Go back to the Long front extension, with the top of your foot on the mat…

 then, turn your foot so that the inside is now on the mat. Gradually move your hands toward the front so that you can turn your upper body toward being “flat,” as you see in the following pictures.

37. Long forward flex

The pictures I have for this exercise are for a more advanced version, where I sit inside the bent knee. You should be sitting on the outside of your foot. Put your butt back past your bent knee and sit on the mat so that your bent knee is in front of your body (as opposed to being behind it as you see in the pictures.) Bring your bent knee forward, about a right angle, with your foot resting against the thigh of the straight leg. Then, bend as far forward as you can comfortably go. Slowly and gradually work your way toward the knee of the straight leg, as you see in the following pictures.

38. Head to toe

After bending forward, as in the picture, bring your head up, without moving your shoulder up and try to flatten your back. This will rotate your hip forward and make your back concave. Gently move back and forth between these two positions.
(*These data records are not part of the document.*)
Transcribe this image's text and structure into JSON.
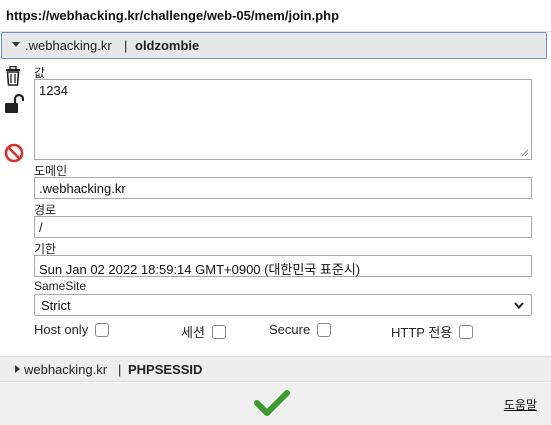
{
  "url": "https://webhacking.kr/challenge/web-05/mem/join.php",
  "cookie": {
    "domain": ".webhacking.kr",
    "separator": "|",
    "name": "oldzombie",
    "value_label": "값",
    "value": "1234",
    "domain_label": "도메인",
    "domain_value": ".webhacking.kr",
    "path_label": "경로",
    "path_value": "/",
    "expires_label": "기한",
    "expires_value": "Sun Jan 02 2022 18:59:14 GMT+0900 (대한민국 표준시)",
    "samesite_label": "SameSite",
    "samesite_value": "Strict",
    "hostonly_label": "Host only",
    "session_label": "세션",
    "secure_label": "Secure",
    "httponly_label": "HTTP 전용"
  },
  "cookie2": {
    "domain": "webhacking.kr",
    "separator": "|",
    "name": "PHPSESSID"
  },
  "footer": {
    "help_label": "도움말"
  },
  "icons": {
    "delete": "trash-icon",
    "protect": "unlock-icon",
    "block": "block-icon",
    "save": "checkmark-icon"
  },
  "colors": {
    "accent_border": "#6b8fd6",
    "block_red": "#d8302b",
    "save_green": "#3b9a2e"
  }
}
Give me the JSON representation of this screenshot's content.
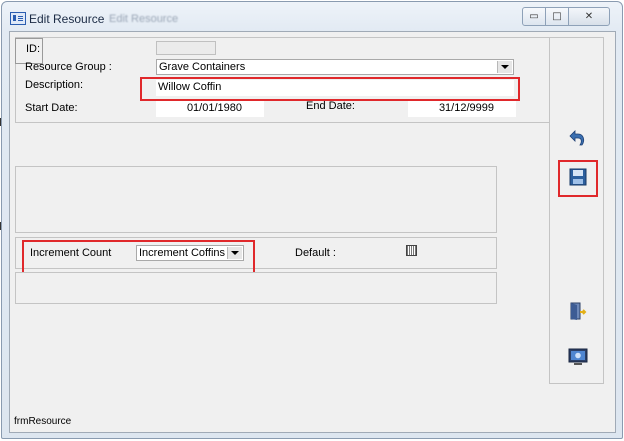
{
  "window": {
    "title": "Edit Resource",
    "title_ghost": "Edit Resource",
    "minimize_glyph": "▭",
    "maximize_glyph": "□",
    "close_glyph": "✕"
  },
  "form": {
    "id_label": "ID:",
    "id_value": "",
    "resource_group_label": "Resource Group :",
    "resource_group_value": "Grave Containers",
    "description_label": "Description:",
    "description_value": "Willow Coffin",
    "start_date_label": "Start Date:",
    "start_date_value": "01/01/1980",
    "end_date_label": "End Date:",
    "end_date_value": "31/12/9999"
  },
  "increment": {
    "label": "Increment Count",
    "value": "Increment Coffins",
    "default_label": "Default :"
  },
  "toolbar": {
    "icons": [
      "undo-icon",
      "save-icon",
      "exit-door-icon",
      "monitor-icon"
    ]
  },
  "footer": {
    "form_name": "frmResource"
  },
  "colors": {
    "highlight": "#e0282b",
    "window_bg": "#f0f0f0"
  }
}
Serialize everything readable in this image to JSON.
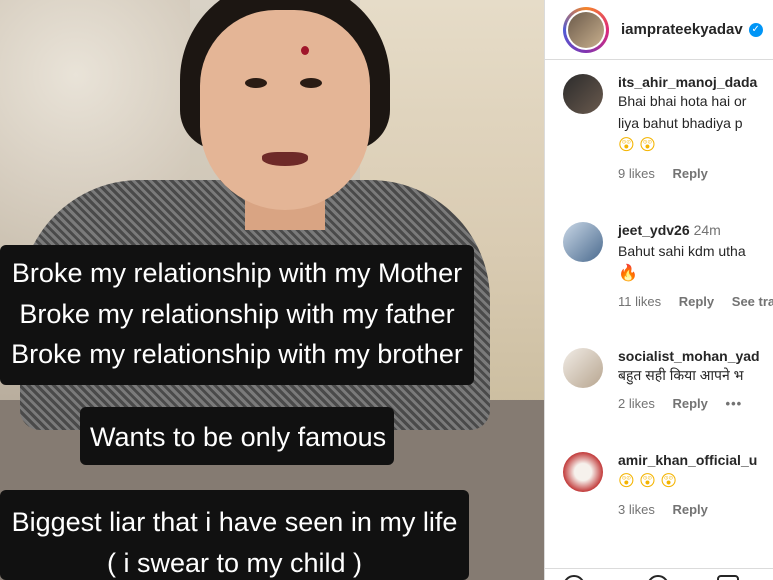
{
  "story": {
    "captions": {
      "block1": [
        "Broke my relationship with my Mother",
        "Broke my relationship with my father",
        "Broke my relationship with my brother"
      ],
      "block2": "Wants to be only famous",
      "block3": [
        "Biggest liar that i have seen in my life",
        "( i swear to my child )"
      ]
    }
  },
  "header": {
    "username": "iamprateekyadav",
    "verified_mark": "✓"
  },
  "comments": [
    {
      "username": "its_ahir_manoj_dada",
      "time": "",
      "lines": [
        "Bhai bhai hota hai or",
        "liya bahut bhadiya p"
      ],
      "emoji": "😲 😲",
      "likes": "9 likes",
      "reply": "Reply",
      "extra": ""
    },
    {
      "username": "jeet_ydv26",
      "time": "24m",
      "lines": [
        "Bahut sahi kdm utha"
      ],
      "emoji": "🔥",
      "likes": "11 likes",
      "reply": "Reply",
      "extra": "See tra"
    },
    {
      "username": "socialist_mohan_yad",
      "time": "",
      "lines": [
        "बहुत सही किया आपने भ"
      ],
      "emoji": "",
      "likes": "2 likes",
      "reply": "Reply",
      "extra": "•••"
    },
    {
      "username": "amir_khan_official_u",
      "time": "",
      "lines": [],
      "emoji": "😲 😲 😲",
      "likes": "3 likes",
      "reply": "Reply",
      "extra": ""
    }
  ],
  "colors": {
    "caption_bg": "#111111",
    "verified": "#0095f6",
    "muted_text": "#737373"
  }
}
39. Straight leg forward flex

+ leg rotation (a)
+ leg rotation (b)

40. Straight leg hip twist

Sorry, this is not the exact, correct picture, but that’s what I had. Both feet should be straight here, but the twisting motion is as it should be.

Execute the Transition exercises, briefly:

External rotation

Pretzel

Full front extension

Down dog

Child’s pose

There is no picture for the Child’s pose.

Sit on your heels, or as close as you can get, comfortably. Bend forward to put your upper body as flat toward the ground as you can make it, comfortably. Extend your hands forward, with palms down. Climb forward with your fingers to elongate your spine. Rest and breath deeply and slowly for a few seconds. Then, sit up.